The main reason why these coins exist is to not have value.
Then it failed. In both testnet3 and testnet4. Because both are actively traded.
If they did have value, they would simply be an altcoin.
Well, testnet3 is going in that direction. When Bitcoin Core will remove support for it in next releases, then it will be treated as every other altcoin. And a lot of people wouldn't even notice it, if exchanges and users simply won't upgrade their nodes, and stay with the old version, to use testnet.
I want to give them to developers or testers who need to test bitcoin features and functionalities.
I never saw any developer, who wanted to test something, and was forced to get test coins from another user.

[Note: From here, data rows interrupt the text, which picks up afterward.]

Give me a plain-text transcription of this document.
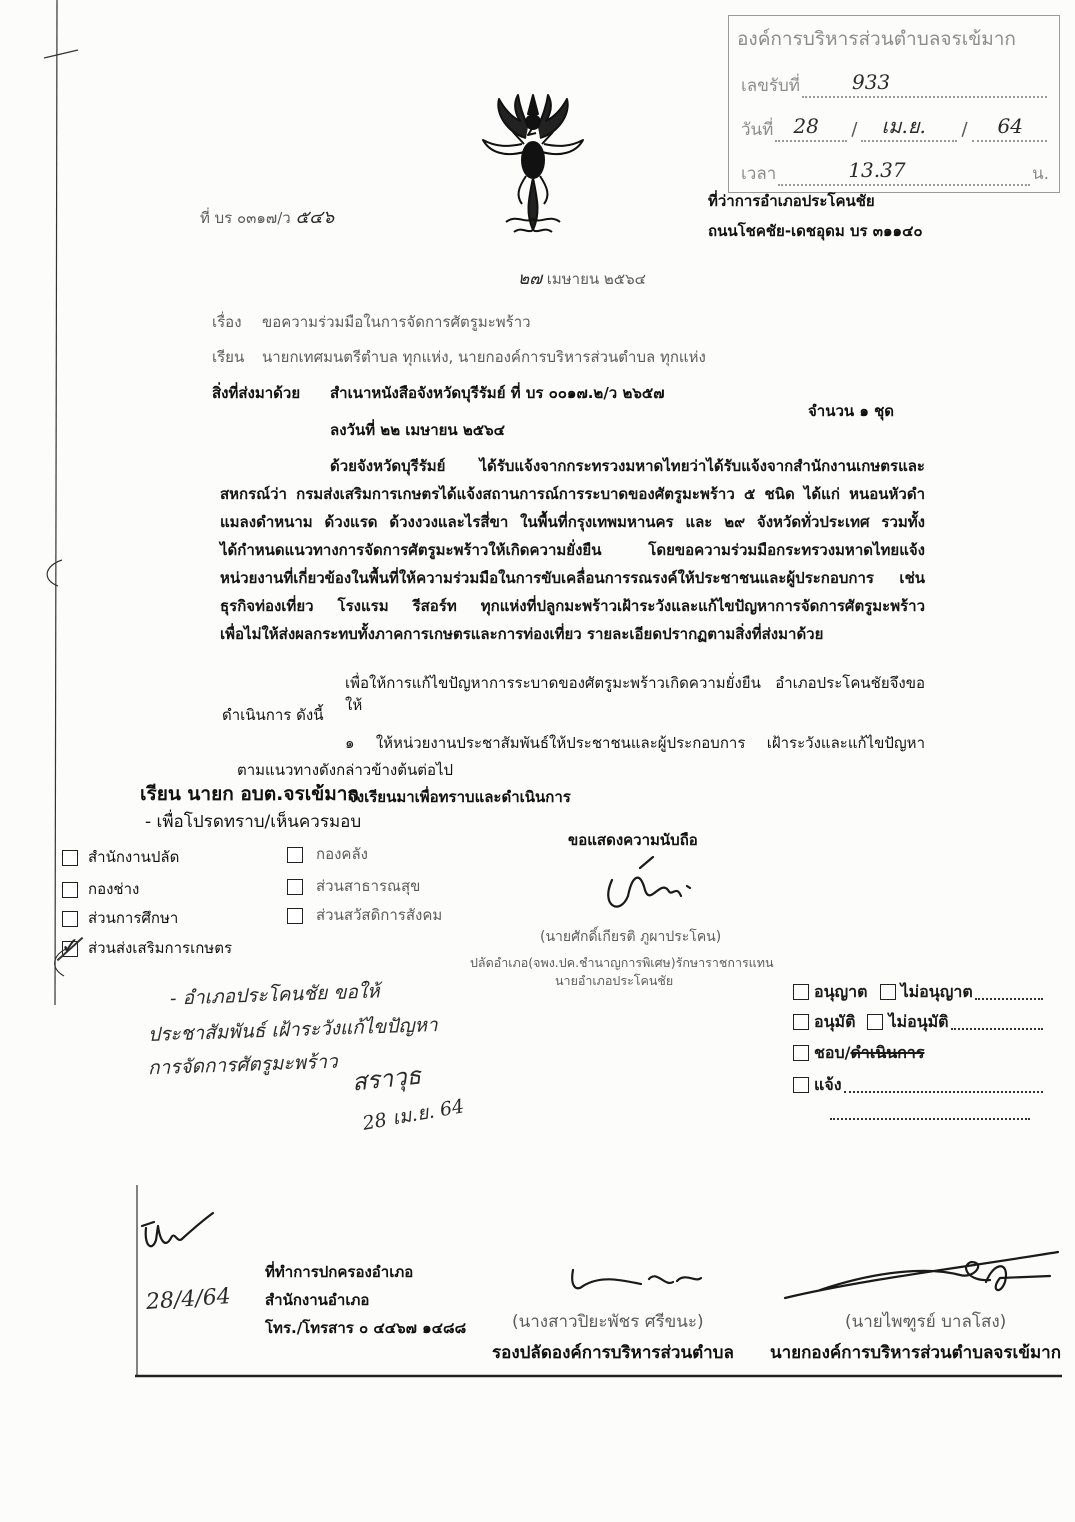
องค์การบริหารส่วนตำบลจรเข้มาก
เลขรับที่	933
วันที่ 28 / เม.ย. / 64
เวลา	13.37	น.
ที่ บร ๐๓๑๗/ว ๕๔๖
ที่ว่าการอำเภอประโคนชัย
ถนนโชคชัย-เดชอุดม บร ๓๑๑๔๐
๒๗ เมษายน ๒๕๖๔
เรื่อง ขอความร่วมมือในการจัดการศัตรูมะพร้าว
เรียน นายกเทศมนตรีตำบล ทุกแห่ง, นายกองค์การบริหารส่วนตำบล ทุกแห่ง
สิ่งที่ส่งมาด้วย สำเนาหนังสือจังหวัดบุรีรัมย์ ที่ บร ๐๐๑๗.๒/ว ๒๖๕๗
จำนวน ๑ ชุด
ลงวันที่ ๒๒ เมษายน ๒๕๖๔
ด้วยจังหวัดบุรีรัมย์ ได้รับแจ้งจากกระทรวงมหาดไทยว่าได้รับแจ้งจากสำนักงานเกษตรและ
สหกรณ์ว่า กรมส่งเสริมการเกษตรได้แจ้งสถานการณ์การระบาดของศัตรูมะพร้าว ๕ ชนิด ได้แก่ หนอนหัวดำ
แมลงดำหนาม ด้วงแรด ด้วงงวงและไรสี่ขา ในพื้นที่กรุงเทพมหานคร และ ๒๙ จังหวัดทั่วประเทศ รวมทั้ง
ได้กำหนดแนวทางการจัดการศัตรูมะพร้าวให้เกิดความยั่งยืน โดยขอความร่วมมือกระทรวงมหาดไทยแจ้ง
หน่วยงานที่เกี่ยวข้องในพื้นที่ให้ความร่วมมือในการขับเคลื่อนการรณรงค์ให้ประชาชนและผู้ประกอบการ เช่น
ธุรกิจท่องเที่ยว โรงแรม รีสอร์ท ทุกแห่งที่ปลูกมะพร้าวเฝ้าระวังและแก้ไขปัญหาการจัดการศัตรูมะพร้าว
เพื่อไม่ให้ส่งผลกระทบทั้งภาคการเกษตรและการท่องเที่ยว รายละเอียดปรากฏตามสิ่งที่ส่งมาด้วย
เพื่อให้การแก้ไขปัญหาการระบาดของศัตรูมะพร้าวเกิดความยั่งยืน อำเภอประโคนชัยจึงขอให้
ดำเนินการ ดังนี้
๑ ให้หน่วยงานประชาสัมพันธ์ให้ประชาชนและผู้ประกอบการ เฝ้าระวังและแก้ไขปัญหา
ตามแนวทางดังกล่าวข้างต้นต่อไป
จึงเรียนมาเพื่อทราบและดำเนินการ
ขอแสดงความนับถือ
(นายศักดิ์เกียรติ ภูผาประโคน)
ปลัดอำเภอ(จพง.ปค.ชำนาญการพิเศษ)รักษาราชการแทน
นายอำเภอประโคนชัย
เรียน นายก อบต.จรเข้มาก
- เพื่อโปรดทราบ/เห็นควรมอบ
สำนักงานปลัด
กองช่าง
ส่วนการศึกษา
✓
ส่วนส่งเสริมการเกษตร
กองคลัง
ส่วนสาธารณสุข
ส่วนสวัสดิการสังคม
- อำเภอประโคนชัย ขอให้
ประชาสัมพันธ์ เฝ้าระวังแก้ไขปัญหา
การจัดการศัตรูมะพร้าว สราวุธ
28 เม.ย. 64
อนุญาต ไม่อนุญาต
อนุมัติ ไม่อนุมัติ
ชอบ/ ดำเนินการ
แจ้ง
28/4/64
ที่ทำการปกครองอำเภอ
สำนักงานอำเภอ
โทร./โทรสาร ๐ ๔๔๖๗ ๑๔๘๘	(นางสาวปิยะพัชร ศรีขนะ)
รองปลัดองค์การบริหารส่วนตำบล
(นายไพฑูรย์ บาลโสง)
นายกองค์การบริหารส่วนตำบลจรเข้มาก
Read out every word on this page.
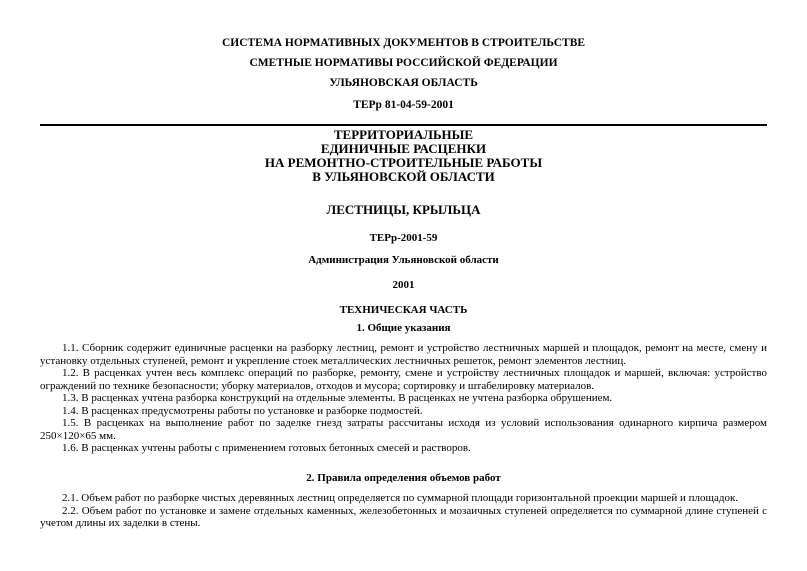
СИСТЕМА НОРМАТИВНЫХ ДОКУМЕНТОВ В СТРОИТЕЛЬСТВЕ
СМЕТНЫЕ НОРМАТИВЫ РОССИЙСКОЙ ФЕДЕРАЦИИ
УЛЬЯНОВСКАЯ ОБЛАСТЬ
ТЕРр 81-04-59-2001
ТЕРРИТОРИАЛЬНЫЕ
ЕДИНИЧНЫЕ РАСЦЕНКИ
НА РЕМОНТНО-СТРОИТЕЛЬНЫЕ РАБОТЫ
В УЛЬЯНОВСКОЙ ОБЛАСТИ
ЛЕСТНИЦЫ, КРЫЛЬЦА
ТЕРр-2001-59
Администрация Ульяновской области
2001
ТЕХНИЧЕСКАЯ ЧАСТЬ
1. Общие указания

1.1. Сборник содержит единичные расценки на разборку лестниц, ремонт и устройство лестничных маршей и площадок, ремонт на месте, смену и установку отдельных ступеней, ремонт и укрепление стоек металлических лестничных решеток, ремонт элементов лестниц.

1.2. В расценках учтен весь комплекс операций по разборке, ремонту, смене и устройству лестничных площадок и маршей, включая: устройство ограждений по технике безопасности; уборку материалов, отходов и мусора; сортировку и штабелировку материалов.

1.3. В расценках учтена разборка конструкций на отдельные элементы. В расценках не учтена разборка обрушением.

1.4. В расценках предусмотрены работы по установке и разборке подмостей.

1.5. В расценках на выполнение работ по заделке гнезд затраты рассчитаны исходя из условий использования одинарного кирпича размером 250×120×65 мм.

1.6. В расценках учтены работы с применением готовых бетонных смесей и растворов.

2. Правила определения объемов работ

2.1. Объем работ по разборке чистых деревянных лестниц определяется по суммарной площади горизонтальной проекции маршей и площадок.

2.2. Объем работ по установке и замене отдельных каменных, железобетонных и мозаичных ступеней определяется по суммарной длине ступеней с учетом длины их заделки в стены.
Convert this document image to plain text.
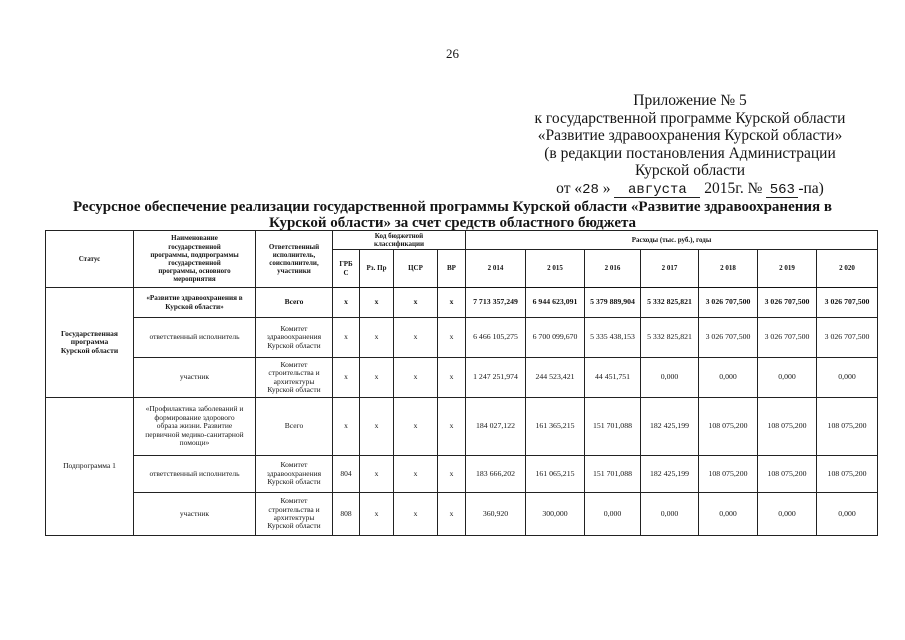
26
Приложение № 5
к государственной программе Курской области
«Развитие здравоохранения Курской области»
(в редакции постановления Администрации
Курской области
от «28 » августа 2015г. № 563 -па)
Ресурсное обеспечение реализации государственной программы Курской области «Развитие здравоохранения в
Курской области» за счет средств областного бюджета
Статус	Наименование государственной программы, подпрограммы государственной программы, основного мероприятия	Ответственный исполнитель, соисполнители, участники	Код бюджетной классификации				Расходы (тыс. руб.), годы						
			ГРБС	Рз. Пр	ЦСР	ВР	2 014	2 015	2 016	2 017	2 018	2 019	2 020

Государственная программа Курской области	«Развитие здравоохранения в Курской области»	Всего	x	x	x	x	7 713 357,249	6 944 623,091	5 379 889,904	5 332 825,821	3 026 707,500	3 026 707,500	3 026 707,500
	ответственный исполнитель	Комитет здравоохранения Курской области	x	x	x	x	6 466 105,275	6 700 099,670	5 335 438,153	5 332 825,821	3 026 707,500	3 026 707,500	3 026 707,500
	участник	Комитет строительства и архитектуры Курской области	x	x	x	x	1 247 251,974	244 523,421	44 451,751	0,000	0,000	0,000	0,000

Подпрограмма 1	«Профилактика заболеваний и формирование здорового образа жизни. Развитие первичной медико-санитарной помощи»	Всего	x	x	x	x	184 027,122	161 365,215	151 701,088	182 425,199	108 075,200	108 075,200	108 075,200
	ответственный исполнитель	Комитет здравоохранения Курской области	804	x	x	x	183 666,202	161 065,215	151 701,088	182 425,199	108 075,200	108 075,200	108 075,200
	участник	Комитет строительства и архитектуры Курской области	808	x	x	x	360,920	300,000	0,000	0,000	0,000	0,000	0,000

You can just disconnect from the network, wait 20 minutes, and then you can mine a single block on just a CPU, which will do anything you want. And then, you can reconnect with the network, and see, how your coins are reorged, so they are truly worthless.
So, testing things does not require getting any test coins from anyone. Just invalidating the last N blocks from 20 minutes, and mining your own block on top of that, with the current timestamp, will instantly give you some coins, without asking anyone. The only case, when someone needs test coins, which are accepted by the rest of the network, is trading. Everything else can be tested locally.
I was given a big amount (unecessarily big for testing)
If you truly believe, that test coins are worthless, then why do you think, that this amount is "big"? Everything multiplied by zero gives you zero.